How true Muir’s words are in this little patch of the world. Across the road on the beach, protective osprey parents warm their clutch of eggs for weeks, then swoop precipitously into the water, seizing fish for their hungry nestlings. Soon enough the fledglings attempt short flights overhead, making ever larger circles over the boulder as they grow in strength and confidence. Waves lapping the shore are quiet compared to the roar of human-made waterfalls cascading like never-ending tears into the footprints of the original towers at Ground Zero some 20 miles west.
Nearby chittering raccoons scurry to or from the nearby golf course, wary of the occasional red fox. Wild rabbits quiver, alert to all predators. A weeping Norway spruce bends over the boulder. A magnolia tree, splendid in the spring, stands guard on one side. Miscanthus grass grows, covers, is cut back and dies over the names. Later in the fall, daisies will appear.

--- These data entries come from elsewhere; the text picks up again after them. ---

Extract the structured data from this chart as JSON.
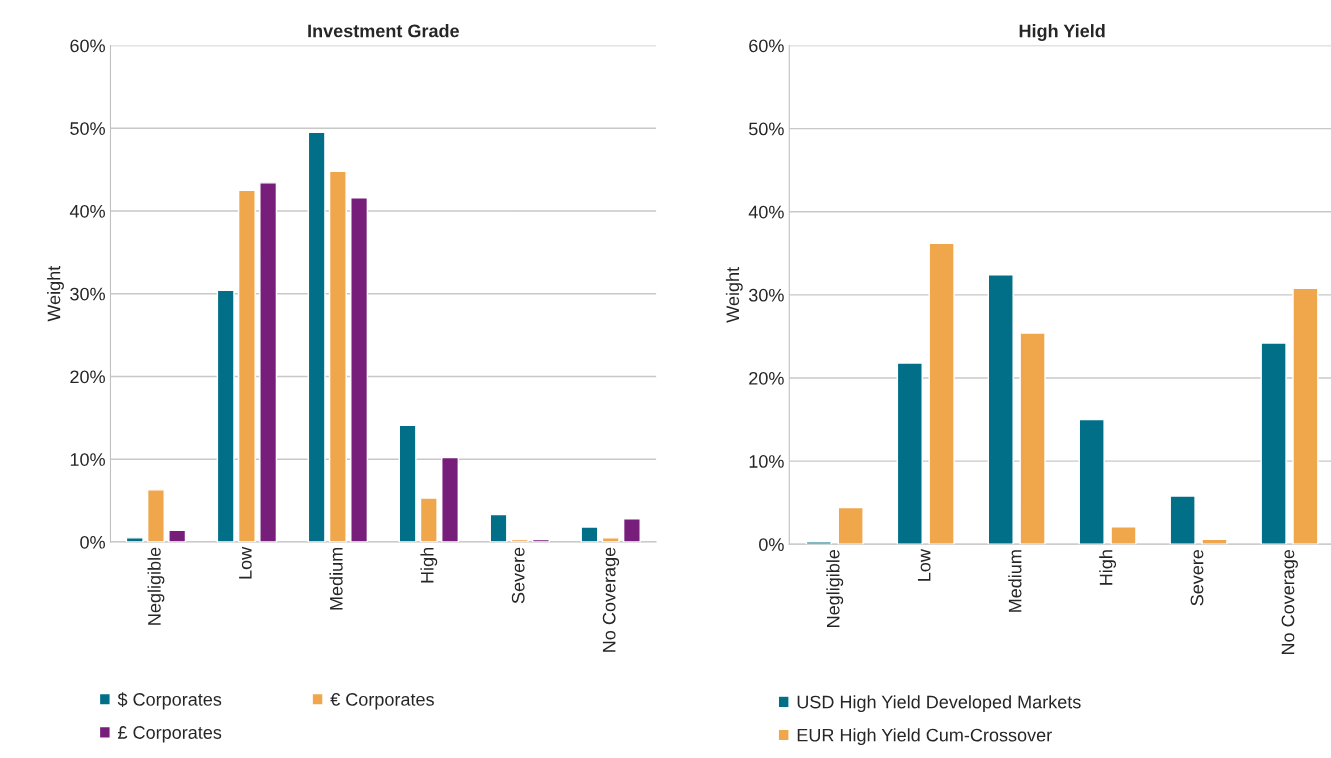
{
  "chart_data": [
    {
      "type": "bar",
      "title": "Investment Grade",
      "ylabel": "Weight",
      "categories": [
        "Negligible",
        "Low",
        "Medium",
        "High",
        "Severe",
        "No Coverage"
      ],
      "series": [
        {
          "name": "$ Corporates",
          "color": "#006f87",
          "values": [
            0.5,
            30.4,
            49.5,
            14.1,
            3.3,
            1.8
          ]
        },
        {
          "name": "€ Corporates",
          "color": "#f0a64a",
          "values": [
            6.3,
            42.5,
            44.8,
            5.3,
            0.3,
            0.5
          ]
        },
        {
          "name": "£ Corporates",
          "color": "#771d7a",
          "values": [
            1.4,
            43.4,
            41.6,
            10.2,
            0.3,
            2.8
          ]
        }
      ],
      "ylim": [
        0,
        60
      ],
      "yticks": [
        {
          "value": 0,
          "label": "0%"
        },
        {
          "value": 10,
          "label": "10%"
        },
        {
          "value": 20,
          "label": "20%"
        },
        {
          "value": 30,
          "label": "30%"
        },
        {
          "value": 40,
          "label": "40%"
        },
        {
          "value": 50,
          "label": "50%"
        },
        {
          "value": 60,
          "label": "60%"
        }
      ],
      "grid": "y",
      "legend": "bottom"
    },
    {
      "type": "bar",
      "title": "High Yield",
      "ylabel": "Weight",
      "categories": [
        "Negligible",
        "Low",
        "Medium",
        "High",
        "Severe",
        "No Coverage"
      ],
      "series": [
        {
          "name": "USD High Yield Developed Markets",
          "color": "#006f87",
          "values": [
            0.3,
            21.8,
            32.4,
            15.0,
            5.8,
            24.2
          ]
        },
        {
          "name": "EUR High Yield Cum-Crossover",
          "color": "#f0a64a",
          "values": [
            4.4,
            36.2,
            25.4,
            2.1,
            0.6,
            30.8
          ]
        }
      ],
      "ylim": [
        0,
        60
      ],
      "yticks": [
        {
          "value": 0,
          "label": "0%"
        },
        {
          "value": 10,
          "label": "10%"
        },
        {
          "value": 20,
          "label": "20%"
        },
        {
          "value": 30,
          "label": "30%"
        },
        {
          "value": 40,
          "label": "40%"
        },
        {
          "value": 50,
          "label": "50%"
        },
        {
          "value": 60,
          "label": "60%"
        }
      ],
      "grid": "y",
      "legend": "bottom"
    }
  ]
}
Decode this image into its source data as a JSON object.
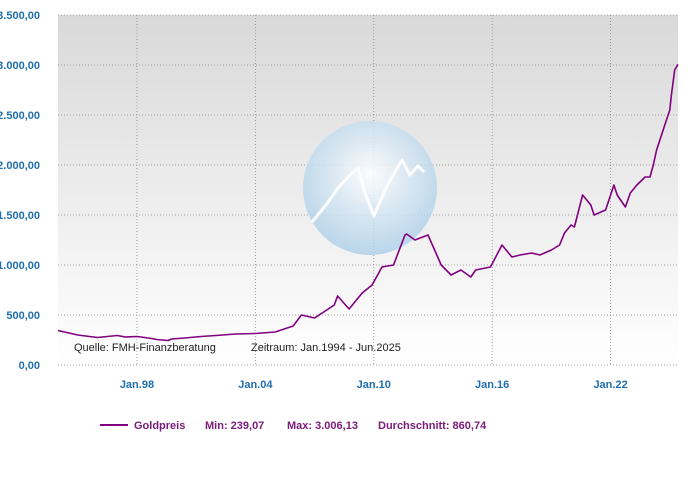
{
  "colors": {
    "series": "#800080",
    "axis_labels": "#1f6fb0",
    "legend_text": "#7a1a7a",
    "plot_bg_top": "#d9d9d9",
    "plot_bg_bottom": "#ffffff",
    "grid": "#8c8c8c"
  },
  "chart_data": {
    "type": "line",
    "title": "",
    "xlabel": "",
    "ylabel": "",
    "x_tick_labels": [
      "Jan.98",
      "Jan.04",
      "Jan.10",
      "Jan.16",
      "Jan.22"
    ],
    "y_tick_labels": [
      "0,00",
      "500,00",
      "1.000,00",
      "1.500,00",
      "2.000,00",
      "2.500,00",
      "3.000,00",
      "3.500,00"
    ],
    "xlim": [
      "1994-01",
      "2025-06"
    ],
    "ylim": [
      0,
      3500
    ],
    "grid": true,
    "legend_position": "bottom",
    "watermark_icon": "fmh-logo-icon",
    "annotations": {
      "source": "Quelle: FMH-Finanzberatung",
      "period": "Zeitraum: Jan.1994 - Jun.2025"
    },
    "series": [
      {
        "name": "Goldpreis",
        "x": [
          "1994-01",
          "1995-01",
          "1996-01",
          "1997-01",
          "1997-06",
          "1998-01",
          "1998-08",
          "1999-01",
          "1999-08",
          "1999-10",
          "2000-06",
          "2001-04",
          "2002-01",
          "2003-01",
          "2004-01",
          "2005-01",
          "2005-12",
          "2006-05",
          "2007-01",
          "2008-01",
          "2008-03",
          "2008-10",
          "2009-06",
          "2009-12",
          "2010-06",
          "2011-01",
          "2011-08",
          "2011-09",
          "2012-02",
          "2012-10",
          "2013-06",
          "2013-12",
          "2014-06",
          "2014-12",
          "2015-03",
          "2015-12",
          "2016-07",
          "2017-01",
          "2017-06",
          "2018-01",
          "2018-06",
          "2019-01",
          "2019-06",
          "2019-09",
          "2020-01",
          "2020-03",
          "2020-08",
          "2021-01",
          "2021-03",
          "2021-10",
          "2022-03",
          "2022-05",
          "2022-10",
          "2023-01",
          "2023-05",
          "2023-10",
          "2024-01",
          "2024-03",
          "2024-05",
          "2024-10",
          "2025-01",
          "2025-02",
          "2025-04",
          "2025-06"
        ],
        "values": [
          345,
          300,
          275,
          295,
          280,
          285,
          270,
          255,
          245,
          260,
          270,
          285,
          295,
          310,
          315,
          330,
          390,
          500,
          470,
          600,
          690,
          560,
          720,
          800,
          980,
          1000,
          1300,
          1310,
          1250,
          1300,
          1000,
          900,
          950,
          880,
          950,
          980,
          1200,
          1080,
          1100,
          1120,
          1100,
          1150,
          1200,
          1320,
          1400,
          1380,
          1700,
          1600,
          1500,
          1550,
          1800,
          1700,
          1580,
          1720,
          1800,
          1880,
          1880,
          2000,
          2150,
          2400,
          2550,
          2700,
          2950,
          3006
        ]
      }
    ]
  },
  "legend": {
    "series_name": "Goldpreis",
    "min_label": "Min: 239,07",
    "max_label": "Max: 3.006,13",
    "avg_label": "Durchschnitt: 860,74"
  }
}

In the sharp cold of an early December morning, I have gazed at the beacon moon and felt the men’s spirits twinkling in the distant stars. Sometimes I sit on the bench next to the rock and imagine what these men might have done with the years that were snatched from their lives. Sailed on Manhasset Bay? Worked in nature? Become discoverers? Led their communities? Their families know with profound grief what has been missing as well as what has been accomplished over the years in acts of remembrance and good deeds. Their names remind me that tomorrow offers no guarantees; today is what must be treasured; that whether we choose bravery, service or simply to go to work on an ordinary, sunstruck day, fate has an immutable plan for each of us. On that day, shellshocked, I walked from my downtown office uptown through the ash and dust and late in the evening took the Long Island Rail Road safely home.
Only recently did I look up the men’s obituaries. All three worked in finance. They were memorialized as good, human, generous, talented, loving people. Not knowing them, I have been involved with what the brevity and decency of their lives can teach me and what the stone’s beautiful surroundings can inspire.
On last week’s 20th anniversary of the attacks, a white petunia was the sole flower left of the profusion of purple, pink and white blooms from earlier in the year. Soggy little paper American flags from July Fourth — and recently battered by Hurricane Ida — lay as if at half-staff. I placed three flowers on the grass, saying out loud their names, Robert Eaton, Christopher Quackenbush, Frank Salvaterra, and thinking: You whom I never knew are my wise companions. May your names be for a blessing to all who pause here to honor you and remember what we lost.